What was it like to be in Antarctica, and how did it impact your view of the natural world and our impact on it?

The scale and simplicity provide such a striking contrast to everyday life. You’re looking at water, sky, ice and snow, and maybe some rocks and mountains poking out. I found it to be very calming, and also really humbling: so vast, so simple, so beautiful.

You feel so small and so insignificant, and realize how little you matter in the context of everything else. Right now there are still penguins there, icebergs are still moving, I’m not there to see it but it is still happening. Despite feeling small and insignificant, I realize that the things I and others do every single day can have a huge impact both for better or for worse, on people and places including this magical place that is so far away. We can make changes in our day-to-day lives that can slow climate change, we can work with organizations to create a better future for ourselves and others. We have agency and we can make a difference – I returned from Antarctica with a renewed sense of purpose and a perspective that I wouldn’t have without having gone.

What did you think of the recent news about record high temperatures in Antarctica — reaching 70 degrees?

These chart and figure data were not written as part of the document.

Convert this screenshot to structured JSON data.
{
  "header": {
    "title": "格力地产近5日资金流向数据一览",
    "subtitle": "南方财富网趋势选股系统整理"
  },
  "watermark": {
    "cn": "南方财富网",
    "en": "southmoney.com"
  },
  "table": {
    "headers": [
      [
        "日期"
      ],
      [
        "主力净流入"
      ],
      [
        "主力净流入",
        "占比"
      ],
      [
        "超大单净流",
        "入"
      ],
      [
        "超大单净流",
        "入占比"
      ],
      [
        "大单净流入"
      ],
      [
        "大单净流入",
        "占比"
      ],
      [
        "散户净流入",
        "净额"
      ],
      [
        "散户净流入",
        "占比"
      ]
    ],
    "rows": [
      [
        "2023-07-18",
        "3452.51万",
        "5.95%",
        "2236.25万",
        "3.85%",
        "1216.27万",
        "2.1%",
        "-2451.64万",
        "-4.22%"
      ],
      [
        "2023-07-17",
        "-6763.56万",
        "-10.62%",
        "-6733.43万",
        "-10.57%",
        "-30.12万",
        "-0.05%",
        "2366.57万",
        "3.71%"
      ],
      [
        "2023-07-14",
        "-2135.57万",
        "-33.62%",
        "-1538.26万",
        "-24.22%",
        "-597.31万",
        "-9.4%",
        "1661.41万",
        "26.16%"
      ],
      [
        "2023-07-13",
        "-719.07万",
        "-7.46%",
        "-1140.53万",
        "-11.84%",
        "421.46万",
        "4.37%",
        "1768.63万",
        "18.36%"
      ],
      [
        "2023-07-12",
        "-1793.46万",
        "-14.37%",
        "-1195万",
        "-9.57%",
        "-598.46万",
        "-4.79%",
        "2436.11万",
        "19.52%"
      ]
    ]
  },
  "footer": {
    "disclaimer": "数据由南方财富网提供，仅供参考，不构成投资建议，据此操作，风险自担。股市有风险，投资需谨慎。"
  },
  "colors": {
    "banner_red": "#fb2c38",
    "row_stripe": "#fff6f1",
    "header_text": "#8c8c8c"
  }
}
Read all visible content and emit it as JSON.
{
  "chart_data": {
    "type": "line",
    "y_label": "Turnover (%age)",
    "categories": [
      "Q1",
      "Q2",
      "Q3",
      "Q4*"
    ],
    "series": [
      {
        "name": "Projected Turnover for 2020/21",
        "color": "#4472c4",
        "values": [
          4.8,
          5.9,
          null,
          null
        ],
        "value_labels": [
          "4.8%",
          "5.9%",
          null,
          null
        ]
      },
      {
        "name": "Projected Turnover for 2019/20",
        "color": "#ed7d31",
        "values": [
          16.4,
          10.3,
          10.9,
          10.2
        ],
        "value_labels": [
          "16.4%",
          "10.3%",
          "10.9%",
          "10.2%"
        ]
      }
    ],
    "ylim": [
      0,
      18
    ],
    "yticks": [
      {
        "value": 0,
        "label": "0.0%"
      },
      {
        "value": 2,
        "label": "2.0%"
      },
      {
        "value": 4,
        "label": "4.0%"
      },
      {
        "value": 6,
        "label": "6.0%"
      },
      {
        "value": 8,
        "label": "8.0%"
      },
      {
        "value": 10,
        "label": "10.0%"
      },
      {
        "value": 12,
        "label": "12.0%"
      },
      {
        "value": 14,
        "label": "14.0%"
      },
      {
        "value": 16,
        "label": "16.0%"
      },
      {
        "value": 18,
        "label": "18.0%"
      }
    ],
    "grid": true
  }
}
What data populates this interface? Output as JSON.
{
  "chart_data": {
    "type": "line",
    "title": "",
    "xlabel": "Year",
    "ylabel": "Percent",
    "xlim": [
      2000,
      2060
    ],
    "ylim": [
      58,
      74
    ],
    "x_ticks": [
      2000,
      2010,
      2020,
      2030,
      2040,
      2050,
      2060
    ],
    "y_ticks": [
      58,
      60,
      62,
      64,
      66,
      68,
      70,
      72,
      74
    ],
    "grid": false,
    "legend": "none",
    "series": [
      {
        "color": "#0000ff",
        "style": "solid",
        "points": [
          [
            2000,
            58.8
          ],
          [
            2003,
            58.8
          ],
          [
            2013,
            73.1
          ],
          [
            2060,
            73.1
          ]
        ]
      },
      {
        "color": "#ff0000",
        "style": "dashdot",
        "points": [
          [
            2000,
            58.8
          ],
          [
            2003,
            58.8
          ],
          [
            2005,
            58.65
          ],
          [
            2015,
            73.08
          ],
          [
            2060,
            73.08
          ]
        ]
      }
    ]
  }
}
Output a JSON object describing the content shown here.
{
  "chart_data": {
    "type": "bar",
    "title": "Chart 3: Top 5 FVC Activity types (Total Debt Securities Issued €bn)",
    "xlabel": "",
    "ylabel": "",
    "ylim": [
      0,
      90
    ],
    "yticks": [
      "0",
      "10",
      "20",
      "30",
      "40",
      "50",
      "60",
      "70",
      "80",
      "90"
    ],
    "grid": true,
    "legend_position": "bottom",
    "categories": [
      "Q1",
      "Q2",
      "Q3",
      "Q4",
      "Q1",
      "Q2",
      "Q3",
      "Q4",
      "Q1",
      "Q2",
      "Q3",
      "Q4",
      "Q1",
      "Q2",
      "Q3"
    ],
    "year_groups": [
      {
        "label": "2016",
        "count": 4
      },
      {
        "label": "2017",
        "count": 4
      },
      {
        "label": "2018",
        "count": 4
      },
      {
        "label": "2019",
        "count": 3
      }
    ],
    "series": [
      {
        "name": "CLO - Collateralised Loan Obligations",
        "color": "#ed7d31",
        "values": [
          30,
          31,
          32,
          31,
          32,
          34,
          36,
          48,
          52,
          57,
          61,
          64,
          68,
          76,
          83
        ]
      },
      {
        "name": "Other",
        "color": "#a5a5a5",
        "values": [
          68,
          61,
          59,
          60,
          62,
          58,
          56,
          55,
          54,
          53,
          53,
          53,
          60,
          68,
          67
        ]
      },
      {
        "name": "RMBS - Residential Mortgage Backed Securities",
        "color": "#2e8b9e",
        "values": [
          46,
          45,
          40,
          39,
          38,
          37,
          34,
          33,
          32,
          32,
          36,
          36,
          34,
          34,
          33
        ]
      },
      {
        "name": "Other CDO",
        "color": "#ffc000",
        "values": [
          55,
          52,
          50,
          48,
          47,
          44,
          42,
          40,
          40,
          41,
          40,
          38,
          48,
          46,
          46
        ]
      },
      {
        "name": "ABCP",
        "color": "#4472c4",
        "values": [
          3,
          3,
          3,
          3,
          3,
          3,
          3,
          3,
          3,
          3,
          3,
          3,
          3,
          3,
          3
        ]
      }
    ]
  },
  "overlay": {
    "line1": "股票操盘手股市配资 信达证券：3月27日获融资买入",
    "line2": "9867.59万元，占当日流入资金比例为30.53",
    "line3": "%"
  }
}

You see these headlines and you feel totally helpless, this wave of panic. I felt this deep heartache, that there’s this place that changed me and terrible things are happening to it, yet I’m far away and it feels out of my control. It almost feels like when you hear about a tragedy happening to someone you care for deeply or who had an important impact on your life, like a mentor or teacher who provided you with transformational guidance. There’s this feeling of loss, knowing without that person you wouldn’t be who you are.